The same danger exists when you use guesstimates to manage your business.

For example, should you invest in online marketing to increase website traffic or implement some tests to improve your website’s conversion rates? In my experience, most business owners opt to invest in marketing. Why? Because they guesstimate their website conversion rates instead of accurately tracking them. The trouble with their napkin math is that it’s typically far from accurate.

I met the owner of a residential HVAC company who planned to about double his PPC and SEO budget because he was unhappy with the quantity of leads he was receiving. Little did he realize that his website was converting less than 5 percent of his visitors into leads. A typical residential HVAC website should have a visit-to-lead conversion rate greater than 10 percent. His decision to invest in traffic (over conversion rate optimization) was purely based on a guesstimate and, had he moved forward, it would have been an enormous waste of money.

A replacement window company told me that their lead-to-sale conversion rate was 40 percent. Guess what it actually was (after we implemented a CRM and accurate tracking)? 24 percent!

Now, think about the advertising and marketing mistakes that can come from a guesstimate like this.

If their typical residential window replacement job is $5,000 and their gross margin is 40 percent, it’s conceivable that, after sales commissions are paid, they’d be willing to pay $750 to acquire a sale.

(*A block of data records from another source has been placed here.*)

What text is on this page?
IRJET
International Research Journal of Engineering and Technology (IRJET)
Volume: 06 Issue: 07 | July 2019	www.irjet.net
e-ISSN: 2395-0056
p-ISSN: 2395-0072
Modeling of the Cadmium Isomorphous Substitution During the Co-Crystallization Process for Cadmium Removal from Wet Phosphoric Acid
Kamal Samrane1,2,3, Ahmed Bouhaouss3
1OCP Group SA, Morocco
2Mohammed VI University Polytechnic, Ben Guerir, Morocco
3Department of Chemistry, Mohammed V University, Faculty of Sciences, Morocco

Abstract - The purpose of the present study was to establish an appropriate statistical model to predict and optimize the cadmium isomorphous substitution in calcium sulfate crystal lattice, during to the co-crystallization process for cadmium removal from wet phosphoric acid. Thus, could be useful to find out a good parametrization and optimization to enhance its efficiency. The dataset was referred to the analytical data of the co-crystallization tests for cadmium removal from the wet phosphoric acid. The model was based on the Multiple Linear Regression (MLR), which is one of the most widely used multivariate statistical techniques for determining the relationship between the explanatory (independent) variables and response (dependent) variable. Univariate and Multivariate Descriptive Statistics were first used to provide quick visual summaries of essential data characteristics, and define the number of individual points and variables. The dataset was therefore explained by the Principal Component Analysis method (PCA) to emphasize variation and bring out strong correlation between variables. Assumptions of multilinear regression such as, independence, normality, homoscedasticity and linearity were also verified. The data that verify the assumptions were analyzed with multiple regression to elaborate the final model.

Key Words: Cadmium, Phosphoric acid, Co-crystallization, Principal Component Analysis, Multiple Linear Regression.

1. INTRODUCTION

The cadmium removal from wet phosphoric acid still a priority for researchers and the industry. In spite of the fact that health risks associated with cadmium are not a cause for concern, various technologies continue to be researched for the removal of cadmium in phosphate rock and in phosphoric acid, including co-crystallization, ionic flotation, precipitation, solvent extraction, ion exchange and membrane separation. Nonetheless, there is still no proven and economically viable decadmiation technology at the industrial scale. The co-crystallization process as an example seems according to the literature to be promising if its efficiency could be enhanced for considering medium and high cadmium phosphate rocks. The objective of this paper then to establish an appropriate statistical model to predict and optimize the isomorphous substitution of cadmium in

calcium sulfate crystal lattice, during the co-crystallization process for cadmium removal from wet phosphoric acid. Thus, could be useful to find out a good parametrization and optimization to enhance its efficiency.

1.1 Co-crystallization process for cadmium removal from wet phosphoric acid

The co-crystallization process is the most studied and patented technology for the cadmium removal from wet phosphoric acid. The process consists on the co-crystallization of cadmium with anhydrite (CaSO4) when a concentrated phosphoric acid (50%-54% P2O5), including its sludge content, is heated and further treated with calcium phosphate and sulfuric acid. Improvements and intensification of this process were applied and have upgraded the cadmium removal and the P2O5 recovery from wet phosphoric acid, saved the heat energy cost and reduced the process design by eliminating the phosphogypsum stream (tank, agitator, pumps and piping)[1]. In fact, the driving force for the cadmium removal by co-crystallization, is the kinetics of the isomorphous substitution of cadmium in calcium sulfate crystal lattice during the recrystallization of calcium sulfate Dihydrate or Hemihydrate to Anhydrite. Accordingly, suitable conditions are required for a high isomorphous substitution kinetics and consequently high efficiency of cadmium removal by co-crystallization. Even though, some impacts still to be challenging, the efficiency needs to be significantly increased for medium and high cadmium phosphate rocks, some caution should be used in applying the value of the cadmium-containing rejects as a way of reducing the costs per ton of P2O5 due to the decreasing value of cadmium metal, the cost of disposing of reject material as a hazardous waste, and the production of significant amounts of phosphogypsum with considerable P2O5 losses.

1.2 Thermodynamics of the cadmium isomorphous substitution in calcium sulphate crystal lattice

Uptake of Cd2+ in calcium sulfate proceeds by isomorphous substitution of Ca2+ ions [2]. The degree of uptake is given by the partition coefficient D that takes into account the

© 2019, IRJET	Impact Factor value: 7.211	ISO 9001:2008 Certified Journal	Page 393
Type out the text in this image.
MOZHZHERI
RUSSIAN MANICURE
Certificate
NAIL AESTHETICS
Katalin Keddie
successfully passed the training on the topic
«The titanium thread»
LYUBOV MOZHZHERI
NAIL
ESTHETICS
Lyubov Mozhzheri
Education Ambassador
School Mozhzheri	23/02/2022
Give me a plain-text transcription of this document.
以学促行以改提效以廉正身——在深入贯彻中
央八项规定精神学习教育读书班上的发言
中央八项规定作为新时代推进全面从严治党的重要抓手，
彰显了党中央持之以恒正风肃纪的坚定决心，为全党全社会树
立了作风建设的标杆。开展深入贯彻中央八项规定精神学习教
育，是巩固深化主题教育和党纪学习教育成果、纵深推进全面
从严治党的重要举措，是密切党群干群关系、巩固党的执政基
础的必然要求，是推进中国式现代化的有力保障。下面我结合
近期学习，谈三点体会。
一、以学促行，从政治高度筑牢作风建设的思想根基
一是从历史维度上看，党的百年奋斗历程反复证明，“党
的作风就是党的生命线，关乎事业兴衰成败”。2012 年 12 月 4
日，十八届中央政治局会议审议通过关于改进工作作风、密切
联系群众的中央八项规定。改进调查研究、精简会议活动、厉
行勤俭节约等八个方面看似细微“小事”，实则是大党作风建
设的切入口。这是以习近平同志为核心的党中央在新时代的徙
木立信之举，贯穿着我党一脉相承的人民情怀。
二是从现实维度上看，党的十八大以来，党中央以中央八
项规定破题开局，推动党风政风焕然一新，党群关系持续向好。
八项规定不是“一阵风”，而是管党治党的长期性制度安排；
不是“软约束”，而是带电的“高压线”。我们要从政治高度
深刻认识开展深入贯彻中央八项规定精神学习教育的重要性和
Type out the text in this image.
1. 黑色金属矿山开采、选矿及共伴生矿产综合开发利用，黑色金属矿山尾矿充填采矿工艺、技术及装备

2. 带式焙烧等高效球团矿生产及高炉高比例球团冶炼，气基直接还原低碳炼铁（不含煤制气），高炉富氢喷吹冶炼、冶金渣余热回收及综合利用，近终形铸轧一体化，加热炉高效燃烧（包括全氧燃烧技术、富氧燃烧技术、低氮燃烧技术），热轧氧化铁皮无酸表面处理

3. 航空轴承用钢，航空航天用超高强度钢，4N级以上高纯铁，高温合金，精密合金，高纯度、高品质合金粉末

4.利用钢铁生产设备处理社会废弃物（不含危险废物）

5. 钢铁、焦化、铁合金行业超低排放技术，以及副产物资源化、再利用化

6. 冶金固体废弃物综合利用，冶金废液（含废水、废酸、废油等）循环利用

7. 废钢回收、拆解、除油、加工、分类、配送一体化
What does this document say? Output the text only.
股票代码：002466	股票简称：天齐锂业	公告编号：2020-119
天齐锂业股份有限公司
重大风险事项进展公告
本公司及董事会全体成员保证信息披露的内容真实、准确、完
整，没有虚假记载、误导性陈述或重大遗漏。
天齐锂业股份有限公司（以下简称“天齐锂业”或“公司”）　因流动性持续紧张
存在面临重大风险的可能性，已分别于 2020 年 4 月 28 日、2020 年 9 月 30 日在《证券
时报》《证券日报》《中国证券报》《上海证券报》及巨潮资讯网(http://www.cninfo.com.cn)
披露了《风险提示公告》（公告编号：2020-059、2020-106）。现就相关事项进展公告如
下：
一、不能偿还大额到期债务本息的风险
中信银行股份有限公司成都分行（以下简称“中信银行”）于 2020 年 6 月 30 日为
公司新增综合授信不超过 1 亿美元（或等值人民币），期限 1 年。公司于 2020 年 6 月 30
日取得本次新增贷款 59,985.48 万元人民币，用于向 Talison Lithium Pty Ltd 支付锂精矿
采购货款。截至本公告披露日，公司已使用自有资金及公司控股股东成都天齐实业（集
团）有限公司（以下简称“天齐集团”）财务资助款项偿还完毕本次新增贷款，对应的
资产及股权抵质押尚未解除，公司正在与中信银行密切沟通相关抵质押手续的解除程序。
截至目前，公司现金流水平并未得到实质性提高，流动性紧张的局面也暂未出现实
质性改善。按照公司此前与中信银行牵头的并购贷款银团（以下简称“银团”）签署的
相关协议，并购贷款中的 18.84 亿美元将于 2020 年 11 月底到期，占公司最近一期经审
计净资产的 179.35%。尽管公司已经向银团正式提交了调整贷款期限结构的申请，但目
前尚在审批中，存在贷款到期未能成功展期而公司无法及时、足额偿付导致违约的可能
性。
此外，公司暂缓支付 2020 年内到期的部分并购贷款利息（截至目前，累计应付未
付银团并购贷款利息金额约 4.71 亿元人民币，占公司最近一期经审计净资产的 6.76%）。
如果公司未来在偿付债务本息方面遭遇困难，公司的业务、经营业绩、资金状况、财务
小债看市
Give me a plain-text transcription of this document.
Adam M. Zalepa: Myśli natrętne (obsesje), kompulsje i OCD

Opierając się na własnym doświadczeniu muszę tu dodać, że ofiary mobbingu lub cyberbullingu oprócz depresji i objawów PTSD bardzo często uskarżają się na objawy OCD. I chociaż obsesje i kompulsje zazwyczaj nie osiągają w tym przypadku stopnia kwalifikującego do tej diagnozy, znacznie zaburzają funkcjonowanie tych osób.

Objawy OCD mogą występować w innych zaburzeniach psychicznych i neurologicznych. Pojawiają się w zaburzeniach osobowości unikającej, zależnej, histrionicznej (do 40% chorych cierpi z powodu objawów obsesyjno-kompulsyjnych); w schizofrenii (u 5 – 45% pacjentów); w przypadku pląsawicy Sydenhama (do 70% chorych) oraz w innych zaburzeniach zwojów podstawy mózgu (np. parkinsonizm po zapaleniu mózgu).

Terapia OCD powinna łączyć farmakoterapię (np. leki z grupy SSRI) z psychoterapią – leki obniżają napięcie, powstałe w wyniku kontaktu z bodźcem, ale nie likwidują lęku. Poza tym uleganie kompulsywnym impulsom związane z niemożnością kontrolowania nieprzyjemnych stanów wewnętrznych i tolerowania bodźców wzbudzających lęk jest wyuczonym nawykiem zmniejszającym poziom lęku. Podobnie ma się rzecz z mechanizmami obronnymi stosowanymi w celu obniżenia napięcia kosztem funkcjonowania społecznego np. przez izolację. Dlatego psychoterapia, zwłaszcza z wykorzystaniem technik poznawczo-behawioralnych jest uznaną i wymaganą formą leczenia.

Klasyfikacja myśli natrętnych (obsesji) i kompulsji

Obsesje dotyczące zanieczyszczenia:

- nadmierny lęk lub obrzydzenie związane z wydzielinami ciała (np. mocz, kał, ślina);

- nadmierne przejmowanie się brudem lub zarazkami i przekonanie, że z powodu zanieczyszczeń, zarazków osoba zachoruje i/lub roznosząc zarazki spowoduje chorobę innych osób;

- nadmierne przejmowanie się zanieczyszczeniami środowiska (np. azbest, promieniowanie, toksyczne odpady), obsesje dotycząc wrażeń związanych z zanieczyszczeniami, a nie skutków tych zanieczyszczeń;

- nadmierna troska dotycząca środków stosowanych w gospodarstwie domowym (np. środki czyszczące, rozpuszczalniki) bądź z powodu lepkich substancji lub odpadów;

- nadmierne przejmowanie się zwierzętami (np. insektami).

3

With a guesstimated lead-to-sale conversion rate of 40 percent, their perception might be that they could afford to pay $300 per lead. But if their actual lead-to-sale conversion rate is only 24 percent, they really shouldn’t be paying more than $180 per lead. Big difference.

This incorrect guesstimate, applied to all their advertising and marketing decisions, has “fast track to financial ruin” stamped all over it.

Don’t guesstimate. Your spouse AND your shareholders will thank you.